The Vaccine Book: Making the Right Decision for Your Child by Robert W. SearsWith the spate of publicity surrounding the possible health risks posed by childhood immunization, parents are no longer simply following doctors orders and automatically having their children vaccinated. Instead, they are asking questions. The problem is the search for answers only leads parents to conflicting, one-sided information: doctors claim that parents are endangering their childs life if they refuse shots, while radical vaccine opponents claim parents are endangering their childs life if they accept shots. With The Vaccine Book, parents finally have one, fair, impartial, fact-based resource they can turn to for answers. Each chapter is devoted to a disease/vaccine pair and offer a comprehensive discussion of what the disease is, how common or rare it is, how serious or harmless it is, the ingredients of the vaccine, and any possible side effects from the vaccine. Ultimately, parents will have to make their own informed decisions as Dr. Bob Sears is neither pro-vaccine nor anti-vaccine. But The Vaccine Book will provide exactly the information parents want and need as they make their way through the vaccination maze.
Childhood Vaccines: What They Are and Why Your Child Needs Them
How far should governments go to quell the measles threat, asks Tom Solomon. F ollowing a measles outbreak in Rockland County in New York State, authorities there have declared a state of emergency, with unvaccinated children barred from public spaces, raising important questions about the responsibilities of the state and of individuals when it comes to public health. Measles virus is spread by people coughing and spluttering on each other. The vaccine, which is highly effective, has been given with mumps and rubella vaccines since the s as part of the MMR injection. The global incidence of measles fell markedly once the vaccine became widely available. There is no such link, and Wakefield was later struck off by the General Medical Council for his fraudulent work. But damage was done and it has proved hard to reverse.
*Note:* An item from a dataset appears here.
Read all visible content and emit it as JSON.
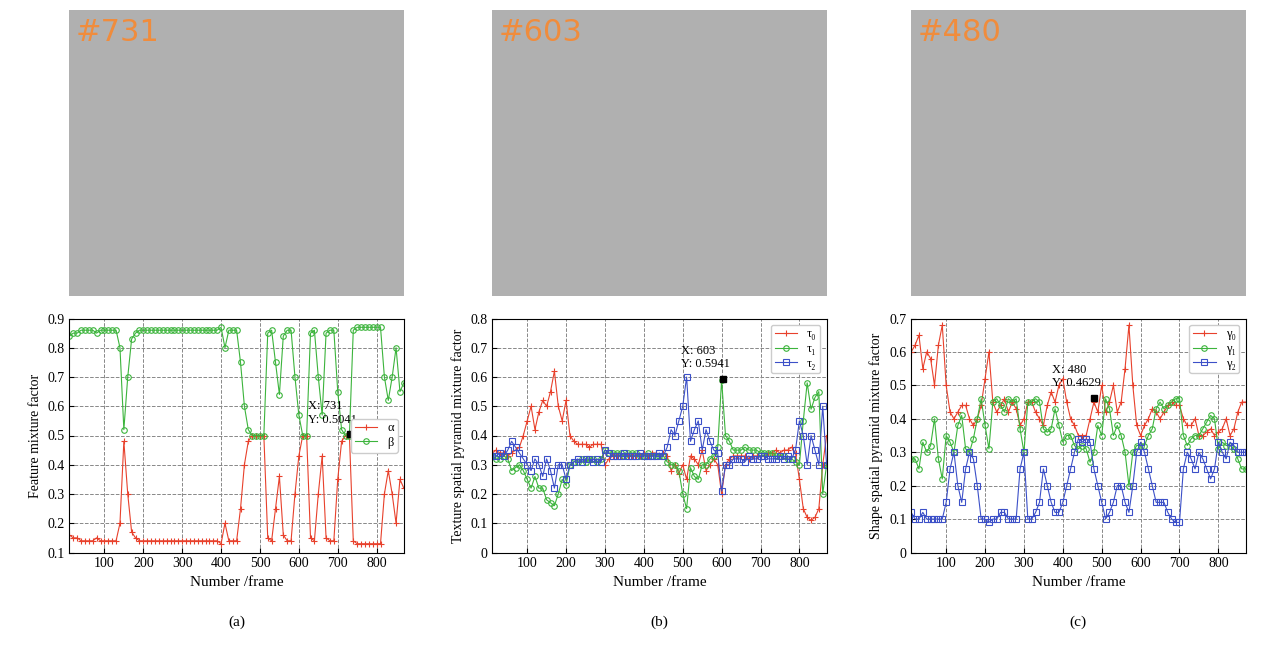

According to the World Health Organization, 2 to 3 million deaths are avoided each year, thanks to vaccinations. They also say that 1. These numbers are staggering and lend credibility to just how important vaccines are. Still, there has been debate over whether vaccines are actually safe and effective for preventing diseases like pertussis whooping cough , measles, and polio. Read on for more information about how vaccines work, which vaccinations you and your child need to stay healthy, where you can get them, and when you should. Your immune system is composed of organs, cells, glands, and fluids. The first time your body is exposed to a particular foreign substance, your immune system needs time to develop the antibodies that protect you from getting sick.
It either keeps microorganisms out or tracks them down and gets rid of them. However, some pathogens can overwhelm the immune system. When this happens, it can cause serious illness. Vaccinations are an important form of primary prevention. That means they can protect people from getting sick. Vaccinations have allowed us to control diseases that once threatened many lives, such as:. When enough people are vaccinated, it helps protect society.
Fortunately, we have sufficient data to help parents like you weigh the pros and cons. In one year, vaccines prevent more than 8, child hospitalizations in.
the 5 tibetan rites pdf
How do vaccines work?
Fortunately, we have sufficient data to help parents like you weigh the pros and cons. Vaccination saves lives. The primary benefit of vaccination is that it prevents disease. Immunization is considered one of the greatest public health achievements of the 20 th century, and experts agree that immunization is key to staying healthy. In one year, vaccines prevent more than 8, child hospitalizations in Colorado, 33, deaths in the U.